Materials and Websites for the Class:

Textbook: Graybill and Iyer, REGRESSION ANALYSIS: Concepts and Applications. Available for
free at http://www.stat.colostate.edu/%7Ehari/regression_book/index.html
There is be a tab for the textbook on Sakai, and other materials will also be provided during the course.
Gradescope: All homework will be handed in on Gradescope, which you can access through the
Piazza: Piazza is a forum where students can ask questions of me and each other and get responses in a
timely fashion. I have not previously used it myself, but several colleagues (including Dr. Cunningham,
who is teaching the parallel STOR 455.2) have used it and highly recommend it. However, Piazza is
moving to a for-payment model with a more limited free option. I need to find out what other people are
doing before making a firm decision myself. I will get back to you once I have a recommendation how to
proceed.
Programming Requirement: Throughout the course, we will be taking advantage of the R
programming language. Before the course, you should download R, R-studio and R-markdown, all of
which are free. If needed, I will provide further references for use of R.
Prerequisites: STOR 155 or equivalent.
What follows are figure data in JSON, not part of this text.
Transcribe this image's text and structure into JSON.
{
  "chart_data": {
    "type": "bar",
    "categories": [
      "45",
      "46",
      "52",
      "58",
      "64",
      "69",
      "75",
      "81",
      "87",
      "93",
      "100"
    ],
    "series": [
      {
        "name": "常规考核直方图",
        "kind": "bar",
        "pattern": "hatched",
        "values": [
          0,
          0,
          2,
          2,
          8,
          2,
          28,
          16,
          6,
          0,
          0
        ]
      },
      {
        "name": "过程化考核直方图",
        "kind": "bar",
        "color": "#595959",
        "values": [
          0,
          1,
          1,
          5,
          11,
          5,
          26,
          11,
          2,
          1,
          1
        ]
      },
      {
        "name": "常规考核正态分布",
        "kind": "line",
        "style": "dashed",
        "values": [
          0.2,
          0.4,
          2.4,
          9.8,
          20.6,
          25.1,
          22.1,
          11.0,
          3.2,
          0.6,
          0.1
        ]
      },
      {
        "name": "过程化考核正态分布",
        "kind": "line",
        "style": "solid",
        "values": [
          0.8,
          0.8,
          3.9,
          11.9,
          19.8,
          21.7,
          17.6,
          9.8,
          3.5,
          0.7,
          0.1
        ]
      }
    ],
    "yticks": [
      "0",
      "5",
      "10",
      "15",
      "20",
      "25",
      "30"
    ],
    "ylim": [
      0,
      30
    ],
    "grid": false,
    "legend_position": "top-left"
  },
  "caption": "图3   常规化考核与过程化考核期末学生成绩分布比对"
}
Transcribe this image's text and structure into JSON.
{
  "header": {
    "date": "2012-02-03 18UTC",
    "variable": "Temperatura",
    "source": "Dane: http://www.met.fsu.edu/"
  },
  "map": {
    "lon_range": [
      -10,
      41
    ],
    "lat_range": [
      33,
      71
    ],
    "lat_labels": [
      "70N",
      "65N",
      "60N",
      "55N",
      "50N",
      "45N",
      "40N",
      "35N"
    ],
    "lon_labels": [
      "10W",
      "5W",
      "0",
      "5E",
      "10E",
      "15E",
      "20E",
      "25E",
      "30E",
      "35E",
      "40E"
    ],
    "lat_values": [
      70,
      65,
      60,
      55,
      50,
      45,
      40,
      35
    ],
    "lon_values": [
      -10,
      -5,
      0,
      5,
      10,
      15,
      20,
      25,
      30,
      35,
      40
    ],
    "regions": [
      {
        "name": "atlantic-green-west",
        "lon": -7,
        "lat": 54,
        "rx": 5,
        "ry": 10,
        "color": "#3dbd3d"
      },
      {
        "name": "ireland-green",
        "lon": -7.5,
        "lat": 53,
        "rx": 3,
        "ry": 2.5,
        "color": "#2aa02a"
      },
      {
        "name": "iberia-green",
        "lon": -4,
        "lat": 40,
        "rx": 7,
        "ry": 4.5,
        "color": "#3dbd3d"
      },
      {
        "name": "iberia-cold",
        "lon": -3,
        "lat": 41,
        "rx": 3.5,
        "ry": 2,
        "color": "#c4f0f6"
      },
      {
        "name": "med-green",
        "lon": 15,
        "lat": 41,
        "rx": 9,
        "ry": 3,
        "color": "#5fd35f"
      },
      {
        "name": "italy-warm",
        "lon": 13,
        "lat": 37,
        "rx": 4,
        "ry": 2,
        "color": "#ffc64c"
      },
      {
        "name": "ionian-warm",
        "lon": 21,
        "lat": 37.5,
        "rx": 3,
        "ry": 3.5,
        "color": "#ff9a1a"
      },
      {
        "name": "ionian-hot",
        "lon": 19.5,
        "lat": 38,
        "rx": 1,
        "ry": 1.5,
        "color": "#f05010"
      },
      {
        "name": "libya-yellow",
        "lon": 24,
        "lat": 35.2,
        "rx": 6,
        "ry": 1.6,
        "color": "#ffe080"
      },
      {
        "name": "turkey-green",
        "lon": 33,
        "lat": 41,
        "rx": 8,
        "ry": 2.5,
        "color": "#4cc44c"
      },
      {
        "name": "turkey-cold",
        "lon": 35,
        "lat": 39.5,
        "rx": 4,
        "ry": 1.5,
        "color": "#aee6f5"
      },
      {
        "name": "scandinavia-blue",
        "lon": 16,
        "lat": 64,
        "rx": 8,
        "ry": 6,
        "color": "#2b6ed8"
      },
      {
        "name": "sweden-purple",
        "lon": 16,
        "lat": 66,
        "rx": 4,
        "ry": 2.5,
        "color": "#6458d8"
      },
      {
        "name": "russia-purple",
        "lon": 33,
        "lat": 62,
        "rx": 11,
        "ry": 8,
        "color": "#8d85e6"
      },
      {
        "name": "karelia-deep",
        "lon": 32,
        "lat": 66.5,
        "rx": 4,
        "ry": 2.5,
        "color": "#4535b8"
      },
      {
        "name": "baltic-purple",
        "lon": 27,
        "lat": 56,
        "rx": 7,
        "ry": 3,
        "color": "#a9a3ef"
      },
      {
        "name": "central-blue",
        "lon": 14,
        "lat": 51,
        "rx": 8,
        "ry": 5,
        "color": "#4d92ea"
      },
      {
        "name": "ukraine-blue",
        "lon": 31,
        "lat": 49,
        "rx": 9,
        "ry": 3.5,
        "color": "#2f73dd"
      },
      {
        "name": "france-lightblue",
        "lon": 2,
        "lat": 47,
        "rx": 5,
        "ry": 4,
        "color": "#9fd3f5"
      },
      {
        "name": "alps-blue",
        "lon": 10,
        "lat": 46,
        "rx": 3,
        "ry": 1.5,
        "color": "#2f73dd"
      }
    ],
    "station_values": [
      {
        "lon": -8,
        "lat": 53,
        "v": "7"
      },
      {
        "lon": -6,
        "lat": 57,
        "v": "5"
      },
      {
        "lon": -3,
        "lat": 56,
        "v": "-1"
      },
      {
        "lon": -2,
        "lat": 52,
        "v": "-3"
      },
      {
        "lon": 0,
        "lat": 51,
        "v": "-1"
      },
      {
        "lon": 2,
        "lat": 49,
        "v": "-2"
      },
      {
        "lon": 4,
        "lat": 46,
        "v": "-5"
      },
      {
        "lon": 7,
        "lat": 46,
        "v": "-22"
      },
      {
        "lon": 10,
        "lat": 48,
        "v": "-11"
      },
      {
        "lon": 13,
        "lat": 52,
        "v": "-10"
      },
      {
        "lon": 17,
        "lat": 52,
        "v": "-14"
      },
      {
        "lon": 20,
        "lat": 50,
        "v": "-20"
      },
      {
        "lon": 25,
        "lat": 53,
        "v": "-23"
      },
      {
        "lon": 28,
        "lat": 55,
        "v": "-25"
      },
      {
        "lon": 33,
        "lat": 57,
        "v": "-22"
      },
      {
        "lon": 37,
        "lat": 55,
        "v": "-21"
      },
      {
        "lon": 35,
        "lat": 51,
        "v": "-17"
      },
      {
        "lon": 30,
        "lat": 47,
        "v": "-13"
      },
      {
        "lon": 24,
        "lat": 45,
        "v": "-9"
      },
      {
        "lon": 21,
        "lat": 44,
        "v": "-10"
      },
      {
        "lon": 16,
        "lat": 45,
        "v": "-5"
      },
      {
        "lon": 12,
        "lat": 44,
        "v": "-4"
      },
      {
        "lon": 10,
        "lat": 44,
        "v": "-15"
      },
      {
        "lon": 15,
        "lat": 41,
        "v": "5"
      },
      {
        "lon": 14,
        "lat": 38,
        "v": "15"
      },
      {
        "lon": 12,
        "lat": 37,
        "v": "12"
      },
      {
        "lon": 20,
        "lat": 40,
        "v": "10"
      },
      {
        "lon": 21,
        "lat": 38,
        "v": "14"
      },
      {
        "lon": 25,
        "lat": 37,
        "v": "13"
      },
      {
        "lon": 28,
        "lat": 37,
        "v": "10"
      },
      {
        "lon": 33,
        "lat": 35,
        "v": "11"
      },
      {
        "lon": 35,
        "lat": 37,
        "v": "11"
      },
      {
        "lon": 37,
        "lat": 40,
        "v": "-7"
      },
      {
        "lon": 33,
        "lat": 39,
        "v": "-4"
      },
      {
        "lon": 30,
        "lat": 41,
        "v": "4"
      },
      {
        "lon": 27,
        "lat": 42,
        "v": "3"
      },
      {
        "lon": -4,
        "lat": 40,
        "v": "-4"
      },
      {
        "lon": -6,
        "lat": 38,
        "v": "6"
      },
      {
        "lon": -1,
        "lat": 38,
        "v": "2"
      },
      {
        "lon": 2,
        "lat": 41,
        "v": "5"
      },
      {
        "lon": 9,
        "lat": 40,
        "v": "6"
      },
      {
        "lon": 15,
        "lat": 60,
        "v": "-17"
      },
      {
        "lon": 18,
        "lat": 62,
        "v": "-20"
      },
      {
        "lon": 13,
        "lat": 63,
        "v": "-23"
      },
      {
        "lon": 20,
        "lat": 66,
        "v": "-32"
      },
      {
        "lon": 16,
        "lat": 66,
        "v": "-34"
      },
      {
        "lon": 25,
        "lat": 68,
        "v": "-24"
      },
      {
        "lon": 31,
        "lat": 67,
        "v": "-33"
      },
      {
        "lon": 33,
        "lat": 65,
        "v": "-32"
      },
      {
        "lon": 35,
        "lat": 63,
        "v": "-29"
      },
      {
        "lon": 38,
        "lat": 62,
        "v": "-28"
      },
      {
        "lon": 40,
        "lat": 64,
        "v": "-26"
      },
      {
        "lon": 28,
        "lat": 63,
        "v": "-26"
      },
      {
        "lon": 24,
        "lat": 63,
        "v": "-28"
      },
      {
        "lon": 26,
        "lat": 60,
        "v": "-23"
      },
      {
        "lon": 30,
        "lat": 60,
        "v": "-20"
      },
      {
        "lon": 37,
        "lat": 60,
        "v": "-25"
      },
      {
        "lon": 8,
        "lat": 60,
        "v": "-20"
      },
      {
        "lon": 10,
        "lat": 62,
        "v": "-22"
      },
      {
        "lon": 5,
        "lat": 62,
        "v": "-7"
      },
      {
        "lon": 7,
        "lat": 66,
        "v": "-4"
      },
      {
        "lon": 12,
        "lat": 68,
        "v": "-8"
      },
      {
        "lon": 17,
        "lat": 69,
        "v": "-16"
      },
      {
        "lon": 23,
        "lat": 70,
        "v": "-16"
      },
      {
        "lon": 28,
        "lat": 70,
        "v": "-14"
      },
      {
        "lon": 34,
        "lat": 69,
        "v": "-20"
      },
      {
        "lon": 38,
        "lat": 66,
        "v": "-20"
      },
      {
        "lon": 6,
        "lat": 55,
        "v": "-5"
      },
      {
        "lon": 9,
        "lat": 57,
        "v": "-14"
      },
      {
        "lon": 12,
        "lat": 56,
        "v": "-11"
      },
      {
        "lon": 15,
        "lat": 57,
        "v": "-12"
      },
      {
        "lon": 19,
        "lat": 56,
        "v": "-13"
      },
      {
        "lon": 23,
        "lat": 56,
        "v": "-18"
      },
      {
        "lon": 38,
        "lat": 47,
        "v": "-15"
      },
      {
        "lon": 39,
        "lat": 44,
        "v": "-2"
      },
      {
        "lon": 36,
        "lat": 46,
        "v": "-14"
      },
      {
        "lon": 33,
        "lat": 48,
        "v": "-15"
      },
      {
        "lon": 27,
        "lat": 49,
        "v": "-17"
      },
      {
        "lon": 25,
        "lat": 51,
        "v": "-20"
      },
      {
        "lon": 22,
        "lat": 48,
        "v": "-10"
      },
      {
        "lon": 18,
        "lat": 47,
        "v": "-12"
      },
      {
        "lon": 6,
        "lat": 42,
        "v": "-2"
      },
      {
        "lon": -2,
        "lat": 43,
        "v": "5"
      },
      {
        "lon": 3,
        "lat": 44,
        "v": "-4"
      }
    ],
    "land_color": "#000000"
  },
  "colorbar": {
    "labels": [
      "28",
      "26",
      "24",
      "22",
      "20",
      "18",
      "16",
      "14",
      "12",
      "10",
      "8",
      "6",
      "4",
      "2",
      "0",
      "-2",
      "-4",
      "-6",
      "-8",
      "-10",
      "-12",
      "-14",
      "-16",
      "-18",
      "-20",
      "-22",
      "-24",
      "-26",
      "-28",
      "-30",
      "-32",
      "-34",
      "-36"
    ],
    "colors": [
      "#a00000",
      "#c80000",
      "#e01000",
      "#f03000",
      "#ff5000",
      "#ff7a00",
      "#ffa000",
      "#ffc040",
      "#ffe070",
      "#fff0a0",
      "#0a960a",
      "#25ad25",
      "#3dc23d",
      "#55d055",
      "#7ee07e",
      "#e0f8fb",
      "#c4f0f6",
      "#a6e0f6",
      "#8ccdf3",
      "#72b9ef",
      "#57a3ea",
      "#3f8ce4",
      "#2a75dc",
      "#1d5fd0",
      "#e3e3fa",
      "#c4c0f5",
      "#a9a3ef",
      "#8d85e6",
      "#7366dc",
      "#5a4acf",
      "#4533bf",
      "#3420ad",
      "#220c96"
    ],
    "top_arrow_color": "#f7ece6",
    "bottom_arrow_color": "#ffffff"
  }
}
Some familiarity with matrix algebra is recommended, but
not required.
Final Grade: 30% HW, including Case Studies and Projects; 25% midterm 1, 25% midterm 2; 20%
final exam at noon on Saturday, May 8.
Pass-Fail Option: Similar to Fall 2020. Students have the option of switching to P/F grading if you
file the registrar’s office form by Wednesday, May 5.
HW Assignments:
Homework due dates will be made clear throughout the course. In general, there will always be some
problems to be working on although the due dates will vary. Please watch for class announcements for
more details of the homework schedule. Every assignment will be posted on Gradescope at least one
week before the assignment is due.
• On homework, it is ok to work with others, but the work you turn in should be yours alone. Do
not copy-paste code from other students, this is easily detected and defeats the purpose of the homework.